From Watchers narrative to Metatron-tradition
The angelic-elevation tradition — Enoch ascending and becoming a great angel — did not die in Rabbinic Judaism. It was transferred from the Genesis-6 fallen-angel narrative to the Metatron tradition that flowers in 3 Enoch and the Hekhalot literature. The Talmud's "Two Powers in Heaven" controversy (BT Hagigah 15a) presupposes a tradition of an exalted angel near God's throne — and that tradition runs back through 3 Enoch to the earlier Enochic exaltation material.
So: the Watchers' fall tradition was suppressed in mainstream rabbinic theology. The Enoch exaltation tradition was developed — under the name Metatron — in the mystical literature. See: Merkavah / Kabbalah overview.
Why mainstream Rabbinic Judaism distanced itself
Several factors are usually proposed by modern scholarship (Reed 2005, ch. 6):
- Christian appropriation: 1 Enoch was used extensively by early Christians (Jude, 2 Peter, Tertullian, Athenagoras). Distancing from it was partly a polemical move.
- Theological economy: A demonological mythology centered on named fallen angels risked competing with strict monotheism. The de-angelized reading kept Gen 6 within ordinary moral failure.
- Canonical consolidation: As the rabbinic canon settled, books outside it lost institutional support and recipients.
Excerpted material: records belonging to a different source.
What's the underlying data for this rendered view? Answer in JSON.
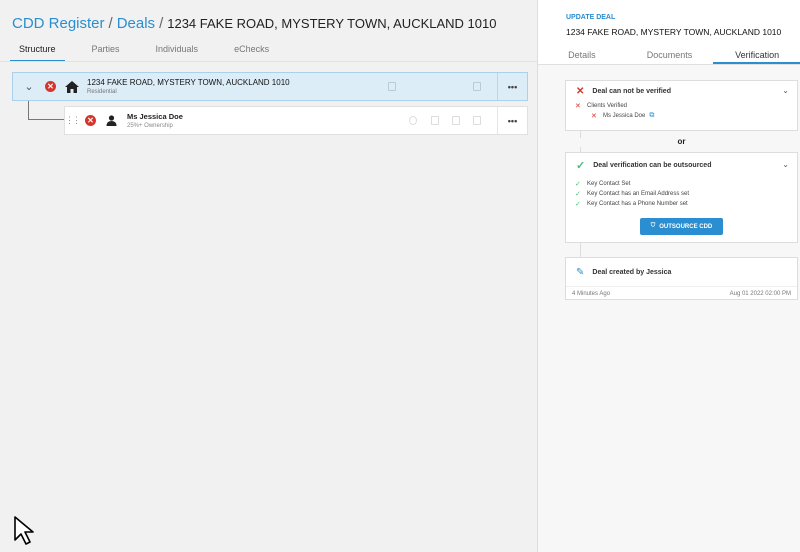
{
  "breadcrumb": {
    "cdd_register": "CDD Register",
    "deals": "Deals",
    "separator": "/",
    "current": "1234 FAKE ROAD, MYSTERY TOWN, AUCKLAND 1010"
  },
  "tabs": [
    "Structure",
    "Parties",
    "Individuals",
    "eChecks"
  ],
  "deal": {
    "title": "1234 FAKE ROAD, MYSTERY TOWN, AUCKLAND 1010",
    "subtitle": "Residential",
    "status_icon": "x-circle-icon",
    "type_icon": "home-icon",
    "menu": "•••"
  },
  "person": {
    "name": "Ms Jessica Doe",
    "subtitle": "25%+ Ownership",
    "status_icon": "x-circle-icon",
    "menu": "•••"
  },
  "panel": {
    "label": "UPDATE DEAL",
    "title": "1234 FAKE ROAD, MYSTERY TOWN, AUCKLAND 1010",
    "tabs": [
      "Details",
      "Documents",
      "Verification"
    ],
    "active_tab": "Verification"
  },
  "not_verified": {
    "title": "Deal can not be verified",
    "items": [
      "Clients Verified"
    ],
    "sub_items": [
      "Ms Jessica Doe"
    ]
  },
  "or_text": "or",
  "outsource": {
    "title": "Deal verification can be outsourced",
    "items": [
      "Key Contact Set",
      "Key Contact has an Email Address set",
      "Key Contact has a Phone Number set"
    ],
    "button": "OUTSOURCE CDD"
  },
  "log": {
    "title": "Deal created by Jessica",
    "ago": "4 Minutes Ago",
    "date": "Aug 01 2022 02:00 PM"
  },
  "colors": {
    "accent": "#2a8ed0",
    "error": "#d9342b",
    "success": "#4cbc7a",
    "selected_row": "#dcedf8"
  }
}
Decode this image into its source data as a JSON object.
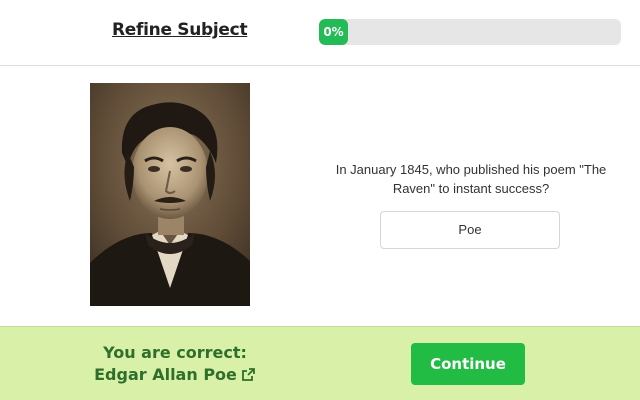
{
  "header": {
    "title": "Refine Subject",
    "progress_label": "0%",
    "progress_value": 0,
    "progress_color": "#22bb55"
  },
  "question": {
    "text": "In January 1845, who published his poem \"The Raven\" to instant success?",
    "answer_value": "Poe"
  },
  "portrait": {
    "icon": "portrait-photo"
  },
  "feedback": {
    "status_line": "You are correct:",
    "answer_name": "Edgar Allan Poe",
    "link_icon": "external-link-icon",
    "continue_label": "Continue",
    "bar_color": "#d8f0a8",
    "button_color": "#22bb44"
  }
}
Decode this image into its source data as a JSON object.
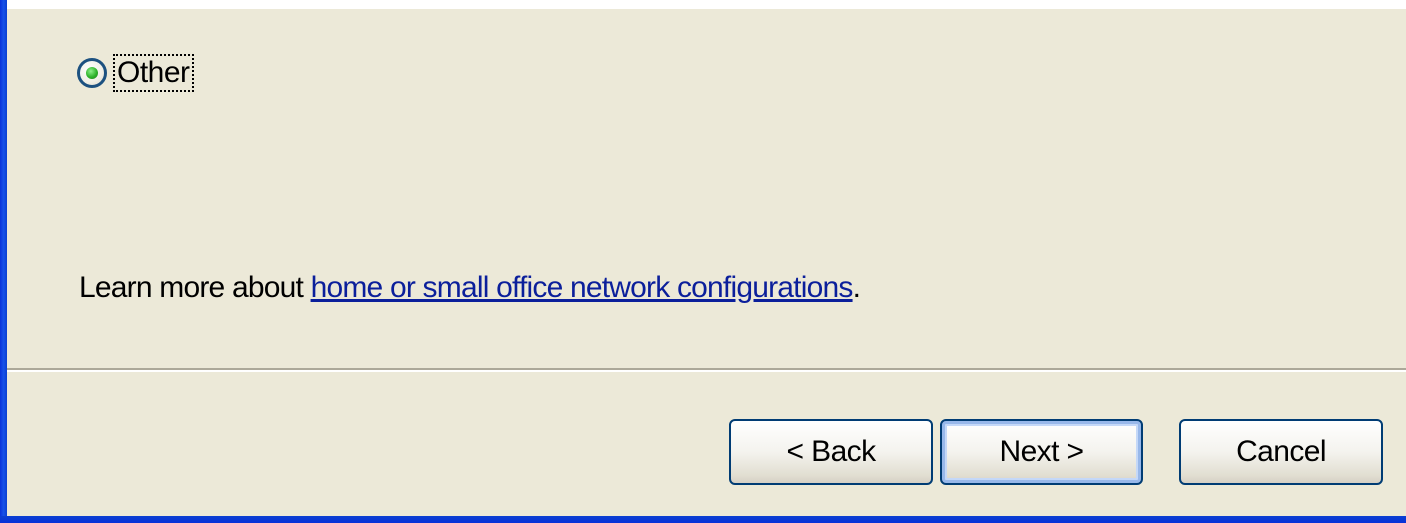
{
  "option": {
    "label": "Other",
    "selected": true
  },
  "learn_more": {
    "prefix": "Learn more about ",
    "link_text": "home or small office network configurations",
    "suffix": "."
  },
  "buttons": {
    "back": "< Back",
    "next": "Next >",
    "cancel": "Cancel"
  },
  "colors": {
    "dialog_background": "#ece9d8",
    "link": "#0b1f9b",
    "frame": "#0831d9",
    "button_border": "#003c74"
  }
}
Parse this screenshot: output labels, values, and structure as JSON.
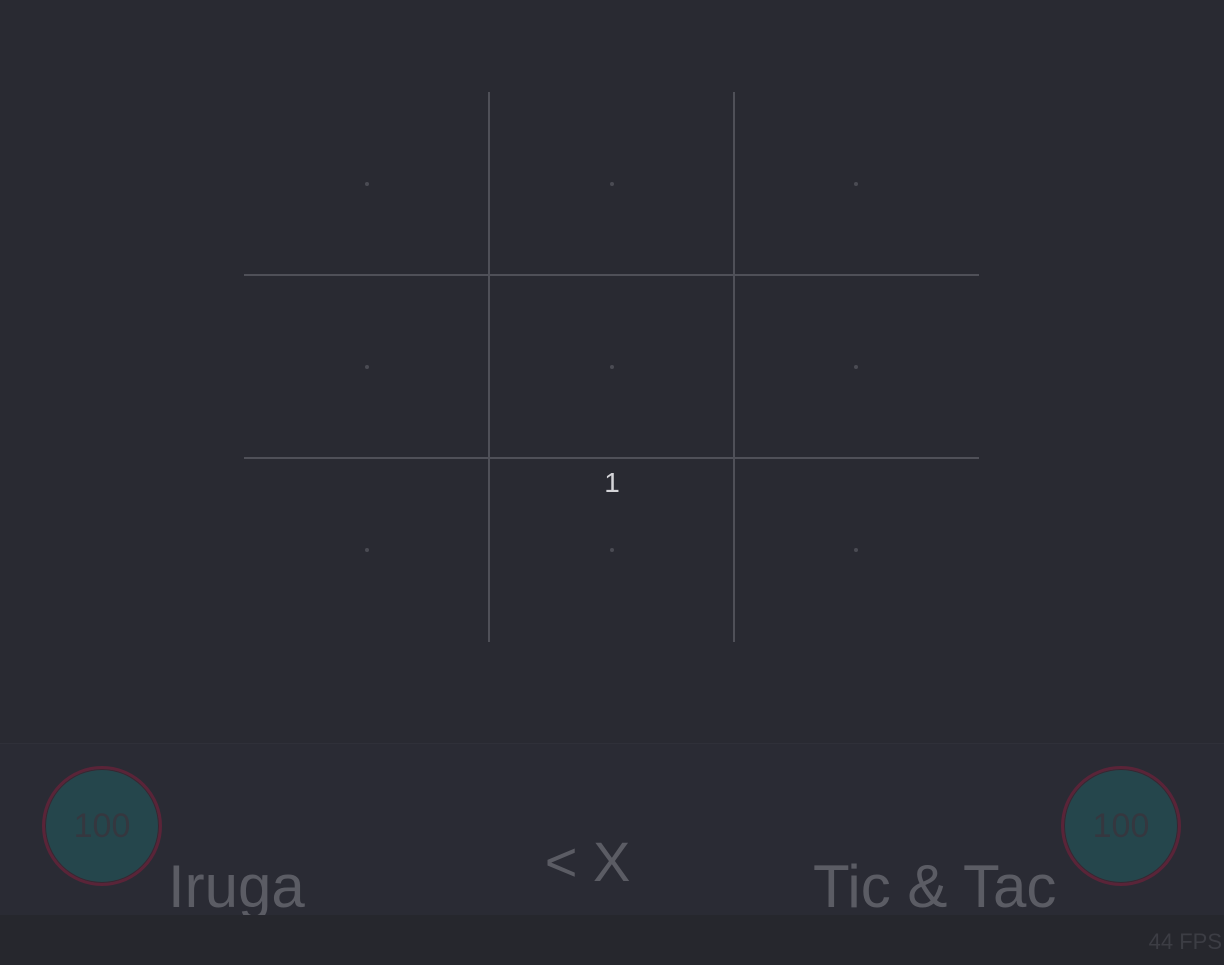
{
  "board": {
    "cells": [
      {
        "row": 0,
        "col": 0,
        "label": ""
      },
      {
        "row": 0,
        "col": 1,
        "label": ""
      },
      {
        "row": 0,
        "col": 2,
        "label": ""
      },
      {
        "row": 1,
        "col": 0,
        "label": ""
      },
      {
        "row": 1,
        "col": 1,
        "label": ""
      },
      {
        "row": 1,
        "col": 2,
        "label": ""
      },
      {
        "row": 2,
        "col": 0,
        "label": ""
      },
      {
        "row": 2,
        "col": 1,
        "label": "1"
      },
      {
        "row": 2,
        "col": 2,
        "label": ""
      }
    ]
  },
  "players": {
    "left": {
      "name": "Iruga",
      "timer": "100"
    },
    "right": {
      "name": "Tic & Tac",
      "timer": "100"
    }
  },
  "turn": {
    "indicator": "< X"
  },
  "status": {
    "fps": "44 FPS"
  },
  "colors": {
    "background": "#292a32",
    "grid": "#4f5058",
    "timer_fill": "#25464c",
    "timer_ring": "#5a2438",
    "text_dim": "#5b5c64"
  }
}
What this means for reading 1 Enoch
If you're a Jewish reader or are interested in how Jewish tradition has engaged this material, you have two parallel streams to draw on:
- The suppressed-then-reframed Watchers tradition, surviving in Targum Pseudo-Jonathan, Pirke de-Rabbi Eliezer, Midrash Abkir, and a single Talmudic gloss at Yoma 67b.
- The transferred-and-elevated Enoch tradition, running through 3 Enoch / Hekhalot literature and into Kabbalah's Metatron-figure.
These are two different ways the same Second Temple Enochic material outlived the canon's verdict.
Further reading
- A. Y. Reed, Fallen Angels and the History of Judaism and Christianity (Cambridge, 2005), ch. 6 — the standard scholarly treatment of the rabbinic-era survivals.
- L. Ginzberg, Legends of the Jews (JPS, 1909–38), vol. 1, pp. 124–151 — collected versions with source-citations.
- A. A. Orlov, The Enoch-Metatron Tradition (Mohr Siebeck, 2005) — for the elevated-Enoch / Metatron line.
- P. Schäfer, The Origins of Jewish Mysticism (Mohr Siebeck, 2009).
Entertainment / individual-study posture: this module summarizes how mainstream and mystical Jewish traditions have handled the Watchers material. It is not Jewish religious teaching.